Seivwright further expressed the exhaustion often felt by Black patients who experience a culturally incompetent psychiatrist.
“Not having that kind of cultural competence when you go to seek care, it creates more labour for the patient or the client because then you have to explain your lived experience in the hopes that someone will understand it enough to contextualize your mental health, to offer you the specific and knowledgeable support and advice,” said Seivwright.
Given that there is such a small number of registered Black psychiatrists in Montreal, Young pointed out the high demand for them. She explained that this can initiate burnout for them and long wait lists for patients.
BMHC often works with The Lavender Collective, a Black-run initiative aiming to provide mental health resources and professionals to BIPOC communities in Montreal. The collective’s website provides a list of BIPOC mental health professionals in the city. While the list contains 52 members, only 26 are Black.
“But a lot of the folks on that list have wait lists that are really long,” said Young, “so there is no guarantee that you will call someone on that list and they will be available to see you.”
Psychiatric services are also a financial restraint to many within the Black community, an issue BMHC tackles through their grant funding.
As the alliance’s programming runs entirely on grants, most of their programs—such as the Peer Support Program and Black Joy Sundays—are only launched if they have the financial means to cover them fully.
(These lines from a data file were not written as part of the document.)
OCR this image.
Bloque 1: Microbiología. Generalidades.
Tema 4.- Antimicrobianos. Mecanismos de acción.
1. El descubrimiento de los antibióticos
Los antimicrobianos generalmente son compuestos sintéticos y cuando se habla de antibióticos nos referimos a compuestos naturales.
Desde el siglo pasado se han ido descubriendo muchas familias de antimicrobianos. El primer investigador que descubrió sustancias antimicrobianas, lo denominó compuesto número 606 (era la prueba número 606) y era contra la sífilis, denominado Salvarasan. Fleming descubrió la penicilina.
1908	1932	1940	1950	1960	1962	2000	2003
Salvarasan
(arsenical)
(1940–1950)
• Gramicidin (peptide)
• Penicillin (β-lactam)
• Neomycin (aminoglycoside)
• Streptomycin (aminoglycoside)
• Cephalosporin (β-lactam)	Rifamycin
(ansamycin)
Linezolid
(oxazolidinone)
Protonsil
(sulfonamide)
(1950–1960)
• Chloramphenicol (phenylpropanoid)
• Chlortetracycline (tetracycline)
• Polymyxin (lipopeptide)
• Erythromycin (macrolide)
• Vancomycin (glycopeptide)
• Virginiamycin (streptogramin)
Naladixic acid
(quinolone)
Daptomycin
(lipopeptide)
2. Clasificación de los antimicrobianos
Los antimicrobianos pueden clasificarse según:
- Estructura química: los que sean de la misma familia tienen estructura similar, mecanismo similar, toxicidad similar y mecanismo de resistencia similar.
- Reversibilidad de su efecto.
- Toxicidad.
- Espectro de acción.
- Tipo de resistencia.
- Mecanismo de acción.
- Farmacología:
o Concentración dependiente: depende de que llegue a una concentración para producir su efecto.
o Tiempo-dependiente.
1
The alliance aims to make their programming and events as accessible as possible, offering vegan food options to attendees and covering their public transportation fees.
BMHC’s Peer Support Program received $15,000 from the Ongoing Connections Grant, a continuous funding program by the SHIFT Centre for Social Transformation at Concordia. The free 12-week program, is hosted by a facilitator and active listener who welcomes Black members from the community to gather for weekly therapy sessions.
“The hope is to bring the community together to let everyone know that it's safe to express your vulnerability, that you can care for each other in a way that’s healing,” said Seivwright.
BMHC is also involved in Concordia’s Black Perspectives Office. As of August 2022, they have been training student ambassadors with wellness skills to improve on active listening. They also cover the core values and competencies of Peer Support Canada.
“In our own healing and mental health management journeys, we’ve all experienced a lack of support, a lack of resources and discrimination.” — Kristen Young
In collaboration with DESTA, the Black community network, BMHC has created Black Joy Sundays, a monthly community gathering that provides mental health resources and social activities to local members.
BMHC’s non-hierarchical structure consists of three membership stages, depending on one’s level of involvement. It currently consists of 57 community members, 16 being active voting members of the alliance.
Community members stay in the loop of BMHC’s information and contribute to events and services. Voting members attend a monthly meeting to consult and validate the resources, and volunteer up to five hours a month. Active members also take part in the voting process of BMHC. They meet minimally twice a month, but are responsible for the execution of the events and devote up to 10 hours or more weekly.
Young shared how to be a part of BMHC’s member hub. The alliance’s newsletter can be found under the “Get Involved” tab of their website.
“I think every member of BMHC is someone who is impassioned to tackle mental health in the Black community because in our own healing and mental health management journeys, we’ve all experienced a lack of support, a lack of resources and discrimination,” said Young.
Young and Steivwright are two of many BMHC members giving back to the Black community in ways they never felt before—and it's healing for them.
“I’m sure there are millions of others like me who need this support,” said Seivwright. “I want to ensure that I can help create the support that I needed when I was managing my mental health journey.”